Three weeks after President Mohamed Cheikh El Ghazouani boldly claimed Mauritania was free of the coronavirus, the number of new cases of the deadly virus is skyrocketing. Today, Mauritania’s Director of Public Health, Sidi Ould Zahaf, said 60 new cases of the novel coronavirus were identified in the last 48 hours.
Zahaf told reporters at a press conference that the 10 new cases identified on May 21 were recorded in the capital, Nouakchott. Those cases, on top of 50 new infections registered on May 20, take Mauritania’s total number of cases to 141, while the death toll stands at four.
From May 13 to May 19 there was a 1,538% jump (from 8 to 131) in confirmed cases identified in Mauritania, according to the latest data on the World Health Organization (WHO) African Region.

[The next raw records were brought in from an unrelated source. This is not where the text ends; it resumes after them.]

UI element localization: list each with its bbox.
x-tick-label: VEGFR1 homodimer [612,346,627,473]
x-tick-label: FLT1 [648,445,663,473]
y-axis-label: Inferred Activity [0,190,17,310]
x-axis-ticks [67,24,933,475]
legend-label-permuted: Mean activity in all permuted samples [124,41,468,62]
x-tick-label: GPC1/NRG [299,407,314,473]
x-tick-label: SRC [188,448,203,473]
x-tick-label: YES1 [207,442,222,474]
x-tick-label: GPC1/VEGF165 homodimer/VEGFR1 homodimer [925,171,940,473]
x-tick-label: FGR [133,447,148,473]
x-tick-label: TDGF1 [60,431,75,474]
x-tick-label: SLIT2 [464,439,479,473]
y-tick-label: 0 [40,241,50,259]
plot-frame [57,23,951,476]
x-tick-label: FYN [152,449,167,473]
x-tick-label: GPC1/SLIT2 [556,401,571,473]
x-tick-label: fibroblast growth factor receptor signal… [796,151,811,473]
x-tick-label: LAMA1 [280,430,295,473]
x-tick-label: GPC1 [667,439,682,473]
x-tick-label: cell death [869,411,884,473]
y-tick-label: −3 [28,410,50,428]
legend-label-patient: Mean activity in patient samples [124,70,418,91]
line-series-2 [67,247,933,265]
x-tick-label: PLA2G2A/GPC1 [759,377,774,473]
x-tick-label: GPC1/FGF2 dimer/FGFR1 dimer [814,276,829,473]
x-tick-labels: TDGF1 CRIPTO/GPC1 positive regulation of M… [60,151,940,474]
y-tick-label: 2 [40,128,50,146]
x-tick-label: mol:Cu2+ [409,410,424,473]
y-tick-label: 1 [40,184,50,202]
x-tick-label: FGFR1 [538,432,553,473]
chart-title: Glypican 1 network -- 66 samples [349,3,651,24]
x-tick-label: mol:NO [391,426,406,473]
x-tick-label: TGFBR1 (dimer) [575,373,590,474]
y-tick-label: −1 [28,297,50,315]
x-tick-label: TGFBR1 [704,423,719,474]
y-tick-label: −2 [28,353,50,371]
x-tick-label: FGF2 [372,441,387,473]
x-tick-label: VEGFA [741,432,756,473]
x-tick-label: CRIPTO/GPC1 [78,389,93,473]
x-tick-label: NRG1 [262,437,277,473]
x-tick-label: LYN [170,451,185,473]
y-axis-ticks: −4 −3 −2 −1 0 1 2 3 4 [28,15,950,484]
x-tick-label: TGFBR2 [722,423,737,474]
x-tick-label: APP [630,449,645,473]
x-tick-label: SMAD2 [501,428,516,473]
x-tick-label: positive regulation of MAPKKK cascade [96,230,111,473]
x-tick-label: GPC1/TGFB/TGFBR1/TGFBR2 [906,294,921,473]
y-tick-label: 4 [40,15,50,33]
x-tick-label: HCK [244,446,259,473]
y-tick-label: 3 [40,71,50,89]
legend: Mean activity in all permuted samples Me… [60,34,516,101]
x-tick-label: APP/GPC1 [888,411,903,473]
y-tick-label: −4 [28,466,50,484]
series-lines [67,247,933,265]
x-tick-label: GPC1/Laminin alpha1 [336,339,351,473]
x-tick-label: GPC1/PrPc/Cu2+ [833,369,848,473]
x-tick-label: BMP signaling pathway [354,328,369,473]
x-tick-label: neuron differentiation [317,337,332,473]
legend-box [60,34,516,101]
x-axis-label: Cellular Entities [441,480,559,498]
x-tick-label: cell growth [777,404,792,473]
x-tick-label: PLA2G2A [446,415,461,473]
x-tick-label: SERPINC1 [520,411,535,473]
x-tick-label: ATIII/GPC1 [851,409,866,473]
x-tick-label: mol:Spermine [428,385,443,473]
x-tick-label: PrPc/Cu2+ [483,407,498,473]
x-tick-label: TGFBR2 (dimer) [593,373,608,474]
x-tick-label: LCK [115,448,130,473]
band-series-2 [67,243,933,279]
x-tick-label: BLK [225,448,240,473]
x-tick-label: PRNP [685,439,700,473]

During that same period, 27 African countries reported a total of 339 new coronavirus deaths, translating into a 25% increase.
The rising number of new cases is a worrying trend for sparsely-populated Mauritania, which lifted some COVID-19 restrictions on May 6. Some parts of the country’s social and economic fabric have reopened, such as markets, but wearing a mask is now mandatory outside, a nighttime curfew remains in place, Friday group prayers in mosques are banned, and the country’s international borders remain closed.
Doubt over case numbers
The news will come as no surprise to some government critics and rights activists who seriously questioned the president’s earlier claims that it had defeated the coronavirus.
Just after the beginning of the Muslim holy month of Ramadan in deeply religious Mauritania, Ghazouiani tweeted it was now COVID-19 free, “thanks to God first, then thanks to your efforts.”
The post is no longer visible and at the time, given the country’s low test count of approximately 3,000 for a population of 4.4 million, drew skepticism from Balla Toure Chinguittel, an anti-slavery activist from the influential IRA movement.
“We really don’t trust in [Ghazouani’s] declaration because there has not been mass testing, and even those people who were in quarantine are back in the community without being tested,” Chinguittel told Middle East Eye on May 3.
“We cannot deny that declaration, but we cannot also believe in it,” he added.
Meanwhile, Brahim Bilal Ramdhane, fellow rights activist and advocate for Mauritania’s largest ethnic group the Haratin, who are slave descendants, raised concerns that promised government support was not reaching Mauritania’s most vulnerable.
“It’s [the lockdown] really affecting their lives. Most of them do not have enough to eat,” Ramdhane said.
The Sahel Foundation founder said crime was also on the rise due to COVID-19 curbs.
“I’ve never seen anything like this. Every day we’re seeing two or three [crime] cases, including rape and theft,” he reported.